The concept is based on existing and forward-looking solutions at the junction of neural cellular and microfluidic technologies that make it possible to grow a spatially ordered living neural network. In combination with CMOS-compatible technologies for creating microelectrode matrices and arrays of memristive devices, this integrated approach will be used for registering, processing and stimulation of bioelectrical activity in real time.
According to Alexey Mikhaylov, head of the laboratory at the Lobachevsky University's Research Institute for Physics and Technology, the interaction of different subsystems is organized on a single crystal (chip) and is controlled by built-in analog-to-digital circuits. "The implementation of a biocompatible microelectronic system, along with the development of cellular technology, will provide a breakthrough in neuroprosthetics by offering an important competitive advantage: a miniature bioelectrical sensor based on micro- and nanostructures with an option to store and process signals in multiple manners, including feed-forward approach and feedback loops, may serve as an active neural interface for intelligent control and management of neuronal structures.
This potential (unattainable with the use of traditional neural interface architectures) can be extended to other types of bioelectric signals for registering signals of brain, heart and musular activity, as well as the state of the skin using portable signal processing and diagnostics systems," says Mikhaylov.
To develop and fabricate bidirectional neurointerfaces, scientists currently apply complex electronic circuits realizing special mathematical models and neuromorphic principles of information processing. Such electronic systems use traditional components and cannot meet the requirements of energy efficiency and compactness for safe interaction with living cultures or tissues on the same chip. "Memristors created by scientists from Russia and Italy have the unique property of nonlinear resistive memory and are promising elements for analog information processing systems, including those with a neuron-like structure. They can also serve as electrophysiological activity sensors performing at the same time the function of accumulation and non-volatile storage of information," Mikhaylov notes.
A schematic representation of the proposed neurohybrid system demonstrates several functional layers combined in one CMOS-integrated chip. The top layer is a part of the neuronal system represented here by a culture of dissociated hippocampal cells grown on a multielectrode array and functionally ordered by a special layout of microfluidic channels.

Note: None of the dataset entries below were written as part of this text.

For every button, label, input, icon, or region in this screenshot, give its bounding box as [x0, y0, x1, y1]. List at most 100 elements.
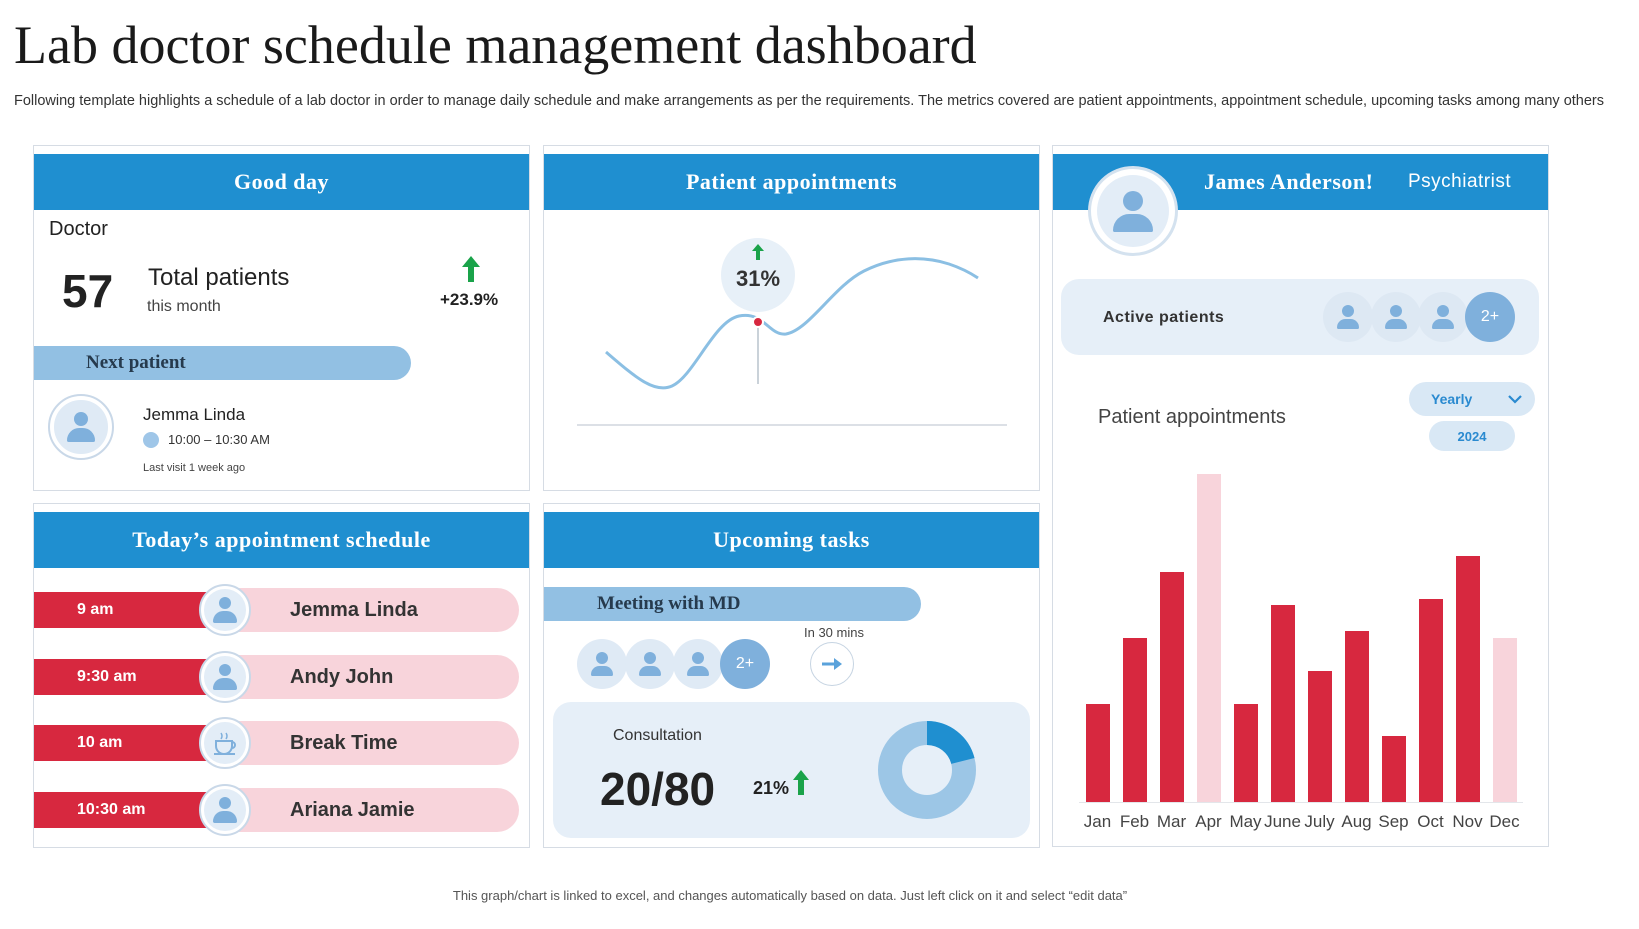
page-title: Lab doctor schedule management dashboard [14, 15, 977, 75]
donut-completed [878, 721, 976, 819]
clock-icon [143, 432, 159, 448]
bar-oct [1418, 598, 1443, 802]
bar-sep [1381, 736, 1406, 802]
person-icon [1335, 304, 1361, 330]
next-patient-bar: Next patient [34, 346, 411, 380]
person-icon [1430, 304, 1456, 330]
schedule-panel: Today’s appointment schedule 9 am Jemma L… [33, 503, 530, 848]
last-visit-text: Last visit 1 week ago [143, 462, 246, 474]
patient-appointments-trend-panel: Patient appointments 31% [543, 145, 1040, 491]
consultation-donut [878, 721, 976, 819]
go-to-meeting-button[interactable] [810, 642, 854, 686]
meeting-bar[interactable]: Meeting with MD [544, 587, 921, 621]
bar-chart-xaxis: Jan Feb Mar Apr May June July Aug Sep Oct Nov Dec [1079, 812, 1523, 834]
trend-marker-value: 31% [735, 266, 781, 291]
footer-note: This graph/chart is linked to excel, and… [452, 888, 1128, 903]
schedule-row[interactable]: 10 am Break Time [34, 717, 521, 769]
schedule-avatar [199, 784, 251, 836]
arrow-up-icon [462, 256, 480, 282]
coffee-cup-icon [213, 732, 236, 755]
total-patients-value: 57 [62, 265, 114, 317]
attendee-avatar[interactable] [625, 639, 675, 689]
month-label: Aug [1341, 812, 1372, 831]
schedule-name: Jemma Linda [234, 588, 519, 632]
attendee-avatar[interactable] [673, 639, 723, 689]
consultation-card [553, 702, 1030, 838]
bar-apr [1196, 474, 1221, 802]
role-label: Doctor [49, 218, 108, 240]
attendees-more[interactable]: 2+ [720, 639, 770, 689]
trend-line [605, 257, 979, 390]
next-patient-name: Jemma Linda [143, 405, 246, 424]
trend-line-chart [577, 257, 1007, 426]
patient-appointments-header: Patient appointments [544, 154, 1039, 210]
bar-dec [1492, 638, 1517, 802]
schedule-row[interactable]: 9 am Jemma Linda [34, 584, 521, 636]
schedule-time: 10 am [34, 725, 209, 761]
bar-mar [1159, 572, 1184, 802]
consultation-pct: 21% [753, 778, 790, 798]
bar-chart-area [1079, 474, 1523, 803]
month-label: Nov [1452, 812, 1483, 831]
schedule-avatar [199, 717, 251, 769]
appointments-chart-title: Patient appointments [1098, 406, 1286, 428]
tasks-panel: Upcoming tasks Meeting with MD In 30 min… [543, 503, 1040, 848]
arrow-up-icon [793, 770, 809, 795]
schedule-row[interactable]: 9:30 am Andy John [34, 651, 521, 703]
person-icon [1383, 304, 1409, 330]
trend-marker-dot [752, 316, 764, 328]
person-icon [211, 663, 239, 691]
doctor-avatar[interactable] [1088, 166, 1178, 256]
bar-feb [1122, 638, 1147, 802]
active-patients-label: Active patients [1103, 309, 1225, 326]
person-icon [589, 651, 615, 677]
profile-panel: James Anderson! Psychiatrist Active pati… [1052, 145, 1549, 847]
meeting-label: Meeting with MD [597, 593, 741, 614]
schedule-avatar [199, 651, 251, 703]
schedule-name: Andy John [234, 655, 519, 699]
active-patients-more[interactable]: 2+ [1465, 292, 1515, 342]
month-label: Oct [1417, 812, 1444, 831]
bar-aug [1344, 631, 1369, 802]
schedule-row[interactable]: 10:30 am Ariana Jamie [34, 784, 521, 836]
year-label: 2024 [1457, 428, 1487, 444]
total-patients-label: Total patients [148, 264, 290, 291]
consultation-label: Consultation [613, 727, 702, 744]
period-dropdown[interactable]: Yearly [1409, 382, 1535, 416]
change-value: +23.9% [440, 290, 499, 309]
schedule-time: 9:30 am [34, 659, 209, 695]
month-label: Apr [1195, 812, 1222, 831]
month-label: May [1229, 812, 1262, 831]
schedule-avatar [199, 584, 251, 636]
schedule-name: Break Time [234, 721, 519, 765]
schedule-time: 9 am [34, 592, 209, 628]
attendee-avatar[interactable] [577, 639, 627, 689]
person-icon [211, 596, 239, 624]
month-label: Feb [1119, 812, 1150, 831]
meeting-time: In 30 mins [804, 625, 864, 640]
active-patient-avatar[interactable] [1371, 292, 1421, 342]
month-label: Mar [1156, 812, 1187, 831]
month-label: Sep [1378, 812, 1409, 831]
schedule-time: 10:30 am [34, 792, 209, 828]
next-patient-avatar[interactable] [48, 394, 114, 460]
arrow-right-icon [822, 658, 842, 670]
schedule-name: Ariana Jamie [234, 788, 519, 832]
active-patient-avatar[interactable] [1323, 292, 1373, 342]
next-patient-label: Next patient [86, 352, 186, 373]
consultation-value: 20/80 [600, 763, 716, 815]
person-icon [685, 651, 711, 677]
month-label: July [1304, 812, 1335, 831]
period-dropdown-value: Yearly [1431, 391, 1473, 407]
active-patient-avatar[interactable] [1418, 292, 1468, 342]
chevron-down-icon [1508, 395, 1522, 404]
year-badge[interactable]: 2024 [1429, 421, 1515, 451]
month-label: Jan [1083, 812, 1112, 831]
bar-jan [1085, 703, 1110, 802]
tasks-header: Upcoming tasks [544, 512, 1039, 568]
arrow-up-icon [752, 244, 764, 260]
next-patient-time: 10:00 – 10:30 AM [168, 432, 270, 447]
attendees-more-label: 2+ [735, 655, 755, 672]
bar-june [1270, 605, 1295, 802]
month-label: Dec [1489, 812, 1520, 831]
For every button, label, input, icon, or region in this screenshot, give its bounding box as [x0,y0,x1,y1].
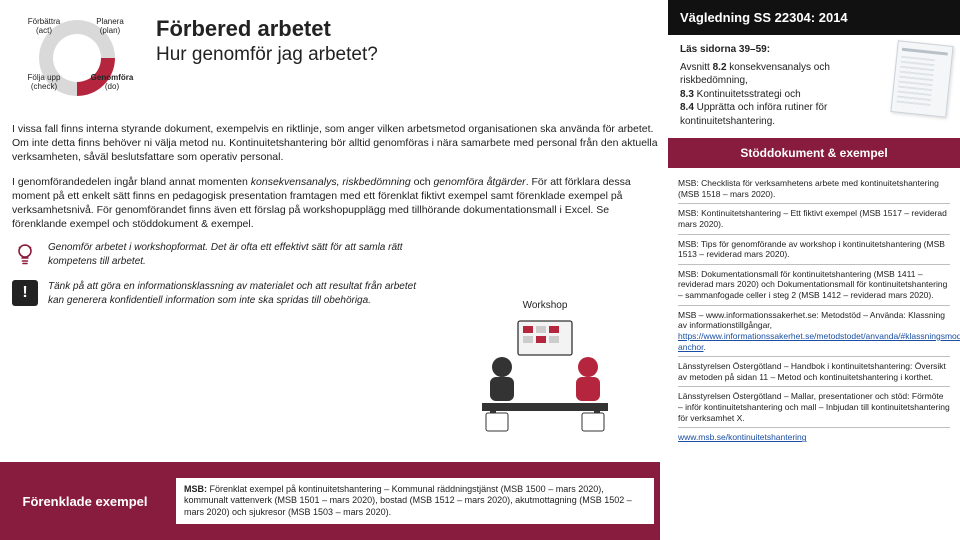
pdca-act-sub: (act) [36,26,52,35]
pdca-act-text: Förbättra [28,17,60,26]
tip-workshop: Genomför arbetet i workshopformat. Det ä… [12,241,432,268]
examples-bar: Förenklade exempel MSB: Förenklat exempe… [0,462,660,540]
workshop-caption: Workshop [450,300,640,311]
read-section: Läs sidorna 39–59: Avsnitt 8.2 konsekven… [668,35,960,138]
tip-warning-text: Tänk på att göra en informationsklassnin… [48,280,432,307]
document-thumbnail-icon [890,40,953,117]
doc-item: MSB: Dokumentationsmall för kontinuitets… [678,265,950,306]
pdca-do-label: Genomföra (do) [84,74,140,92]
guide-title-bar: Vägledning SS 22304: 2014 [668,0,960,35]
pdca-check-label: Följa upp (check) [16,74,72,92]
read-l2b: Kontinuitetsstrategi och [694,89,801,100]
title-block: Förbered arbetet Hur genomför jag arbete… [156,8,378,66]
read-heading: Läs sidorna 39–59: [680,44,770,55]
tip-warning: ! Tänk på att göra en informationsklassn… [12,280,432,307]
doc4-a: MSB – www.informationssakerhet.se: Metod… [678,310,945,331]
read-l1b: 8.2 [713,62,727,73]
tips-block: Genomför arbetet i workshopformat. Det ä… [12,241,432,307]
doc-item: MSB: Tips för genomförande av workshop i… [678,235,950,265]
body-text: I vissa fall finns interna styrande doku… [12,122,660,231]
lightbulb-icon [12,241,38,267]
doc-item: MSB: Checklista för verksamhetens arbete… [678,174,950,204]
right-column: Vägledning SS 22304: 2014 Läs sidorna 39… [668,0,960,540]
page-subtitle: Hur genomför jag arbetet? [156,44,378,66]
read-l2a: 8.3 [680,89,694,100]
examples-body: Förenklat exempel på kontinuitetshanteri… [184,484,632,517]
pdca-do-text: Genomföra [91,73,134,82]
examples-lead: MSB: [184,484,210,494]
doc-item: www.msb.se/kontinuitetshantering [678,428,950,447]
doc-item: Länsstyrelsen Östergötland – Mallar, pre… [678,387,950,428]
pdca-check-text: Följa upp [28,73,61,82]
paragraph-1: I vissa fall finns interna styrande doku… [12,122,660,165]
p2-em2: genomföra åtgärder [433,176,525,188]
doc-link[interactable]: https://www.informationssakerhet.se/meto… [678,331,960,352]
p2-b: och [411,176,434,188]
support-doc-list: MSB: Checklista för verksamhetens arbete… [668,168,960,455]
header-row: Förbättra (act) Planera (plan) Följa upp… [12,8,660,108]
page-title: Förbered arbetet [156,16,378,42]
workshop-illustration [460,315,630,435]
read-l3a: 8.4 [680,102,694,113]
read-l1a: Avsnitt [680,62,713,73]
main-column: Förbättra (act) Planera (plan) Följa upp… [12,8,660,319]
examples-label: Förenklade exempel [0,494,170,509]
pdca-check-sub: (check) [31,82,57,91]
p2-em1: konsekvensanalys, riskbedömning [251,176,411,188]
doc-item: MSB: Kontinuitetshantering – Ett fiktivt… [678,204,950,234]
pdca-act-label: Förbättra (act) [16,18,72,36]
workshop-figure: Workshop [450,300,640,438]
tip-workshop-text: Genomför arbetet i workshopformat. Det ä… [48,241,432,268]
pdca-plan-text: Planera [96,17,124,26]
pdca-plan-label: Planera (plan) [84,18,136,36]
support-title-bar: Stöddokument & exempel [668,138,960,168]
examples-text: MSB: Förenklat exempel på kontinuitetsha… [176,478,654,524]
paragraph-2: I genomförandedelen ingår bland annat mo… [12,175,660,232]
pdca-cycle-diagram: Förbättra (act) Planera (plan) Följa upp… [12,8,142,108]
pdca-plan-sub: (plan) [100,26,120,35]
pdca-do-sub: (do) [105,82,119,91]
doc-item: MSB – www.informationssakerhet.se: Metod… [678,306,950,358]
p2-a: I genomförandedelen ingår bland annat mo… [12,176,251,188]
doc-link[interactable]: www.msb.se/kontinuitetshantering [678,432,807,442]
exclamation-icon: ! [12,280,38,306]
read-l3b: Upprätta och införa rutiner för kontinui… [680,102,827,127]
doc-item: Länsstyrelsen Östergötland – Handbok i k… [678,357,950,387]
doc4-b: . [704,342,706,352]
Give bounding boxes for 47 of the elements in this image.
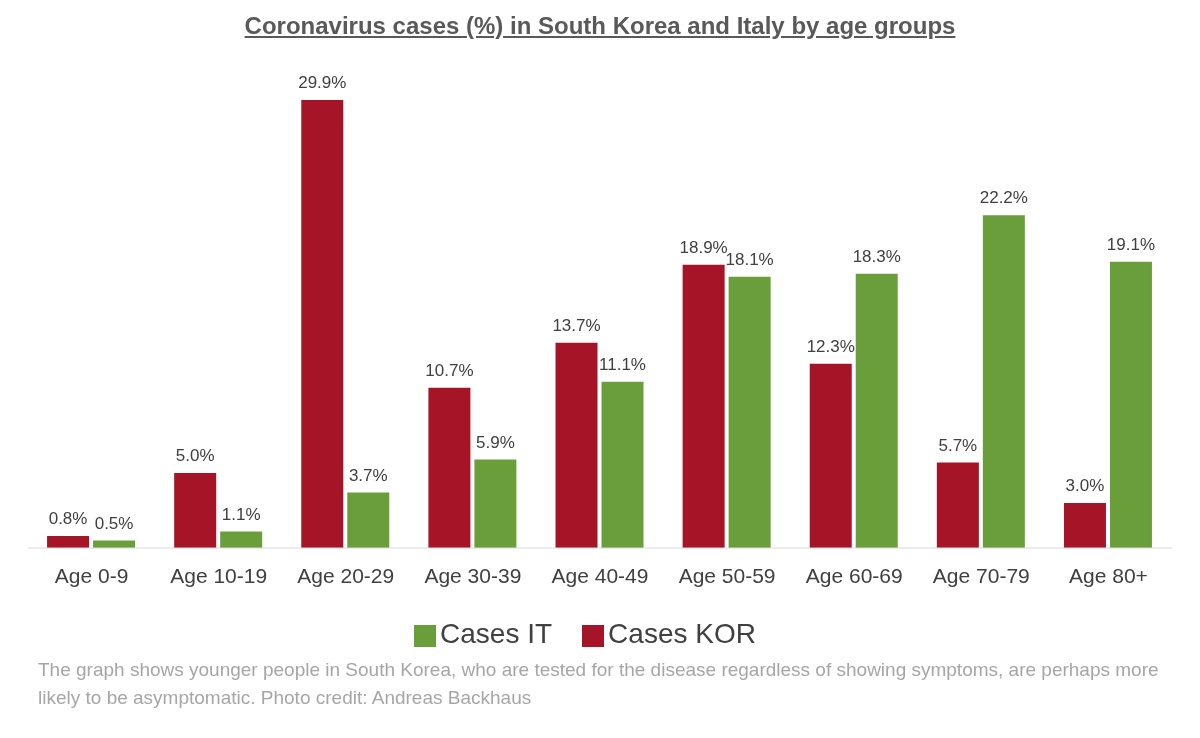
data-label: 22.2% xyxy=(979,188,1028,208)
bar xyxy=(728,276,771,548)
bar xyxy=(47,536,90,548)
x-tick-label: Age 30-39 xyxy=(424,563,522,587)
bar xyxy=(601,381,644,548)
x-tick-label: Age 50-59 xyxy=(678,563,776,587)
bar xyxy=(1063,503,1106,548)
bar xyxy=(174,473,217,548)
data-label: 13.7% xyxy=(552,315,601,335)
x-tick-label: Age 80+ xyxy=(1069,563,1148,587)
data-label: 0.5% xyxy=(94,513,134,533)
data-label: 3.7% xyxy=(348,465,388,485)
x-tick-label: Age 20-29 xyxy=(297,563,395,587)
bar xyxy=(347,492,390,548)
bar xyxy=(1109,261,1152,548)
data-label: 1.1% xyxy=(221,504,261,524)
data-label: 18.3% xyxy=(852,246,901,266)
data-label: 5.9% xyxy=(476,432,515,452)
data-label: 10.7% xyxy=(425,360,474,380)
bar xyxy=(809,363,852,548)
data-label: 11.1% xyxy=(599,354,646,374)
chart-title: Coronavirus cases (%) in South Korea and Italy by age groups xyxy=(243,11,957,40)
data-label: 29.9% xyxy=(298,73,347,92)
bar xyxy=(855,273,898,548)
x-tick-label: Age 10-19 xyxy=(170,563,268,587)
bar xyxy=(555,342,598,548)
data-label: 5.7% xyxy=(938,435,978,455)
bar xyxy=(474,459,517,548)
data-label: 0.8% xyxy=(48,509,88,529)
bar xyxy=(936,462,979,548)
bar xyxy=(301,100,344,548)
data-label: 12.3% xyxy=(806,336,855,356)
x-tick-label: Age 0-9 xyxy=(54,563,129,587)
bar xyxy=(982,215,1025,548)
bar xyxy=(220,531,263,548)
data-label: 3.0% xyxy=(1065,476,1105,496)
legend-label: Cases KOR xyxy=(608,618,756,649)
legend-label: Cases IT xyxy=(440,618,553,649)
x-tick-label: Age 60-69 xyxy=(805,563,903,587)
x-tick-label: Age 40-49 xyxy=(551,563,649,587)
x-tick-label: Age 70-79 xyxy=(932,563,1030,587)
bar xyxy=(682,264,725,548)
bar xyxy=(428,387,471,548)
data-label: 5.0% xyxy=(175,446,215,466)
data-label: 18.9% xyxy=(679,237,728,257)
text: The graph shows younger people in South Korea, who are tested for the disease regardless of showing symptoms, are perhaps more likely to be asymptomatic. Photo credit: Andreas Backhaus xyxy=(37,658,1160,710)
data-label: 19.1% xyxy=(1106,234,1156,254)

The microelectrode layer serves for extracellular registration and stimulation of neurons in vitro. It is implemented on the top metallization layers of the CMOS layer together with an array of memristive devices. "The simplest task performed by memristive devices is the direct processing of spiking activity of the biological network; however, self-learning neural network architectures based on fully connected cross-bar memristive arrays can be designed for adaptive decoding of spatiotemporal characteristics of bioelectric activity. The output of this artificial network can be used to control the cellular network via gradual modulation of extracellular stimulation according to the given protocol. Analog and digital circuits for accessing and controlling the multielectrode array and memristive devices, amplifying, generating, and transmitting signals between layers should be implemented in the main CMOS layer," Alexey Mikhaylov explains.
To create a neurohybrid chip, collaborative design and optimization of all these elements at the levels of materials, devices, architectures, and systems will be required. Of course, this work must be in pace with the development of bio- and neurotechnologies to address a number of problems related primarily to biocompatibility, mechanical effects, geometry, location and miniaturization of microelectrodes and probes, and also to deal with the reaction of living culture/tissue on the interface with an artificial electronic subsystem.
In the words of Alexey Mikhaylov, the concept reveals the idea of creating a brain-on-chip system belonging to a more general class of memristive neurohybrid systems for next-generation robotics, artificial intelligence and personalized medicine.
To illustrate the proposed approaches and related products on a foreseeable time scale, a roadmap of memristive neuromorphic and neurohybrid systems has been proposed . The key focus in the roadmap will be on the development and commecialization of specialized hardware using the architecture and principles of biological neural networks to support the development and mass introduction of artificial intelligence, machine learning, neuroprosthetics and neural interface technologies. "We assume the roadmap had its starting point in 2008, just as the current wave of interest in memristors was getting underway, and this roadmap includes ongoing research and development in broad areas of neurobiology and neurophysiology," comments Alexey Mikhaylov.
The following product niches are envisaged by researchers in the roadmap at different stages of the work in this direction: neuromorphic computing devices; non-invasive neural interfaces; neuroimplants, neuroprostheses and invasive neural interfaces, etc.
"The unique properties of memristive devices determine their critical importance in the development of applied neuromorphic and neurohybrid systems for neurocomputing devices, brain-computer interfaces and neuroprosthetics. These areas will take a significant share of the world high technologies market worth trillions of dollars by 2030, given the speed of development and implementation of artificial intelligence technologies, the Internet of Things, "big data" and "smart city" technologies, robotics, and—in the near future—neuroprosthetics and instrumental correction/support/enhancement of human cognitive abilities," says Mikhaylov in conclusion.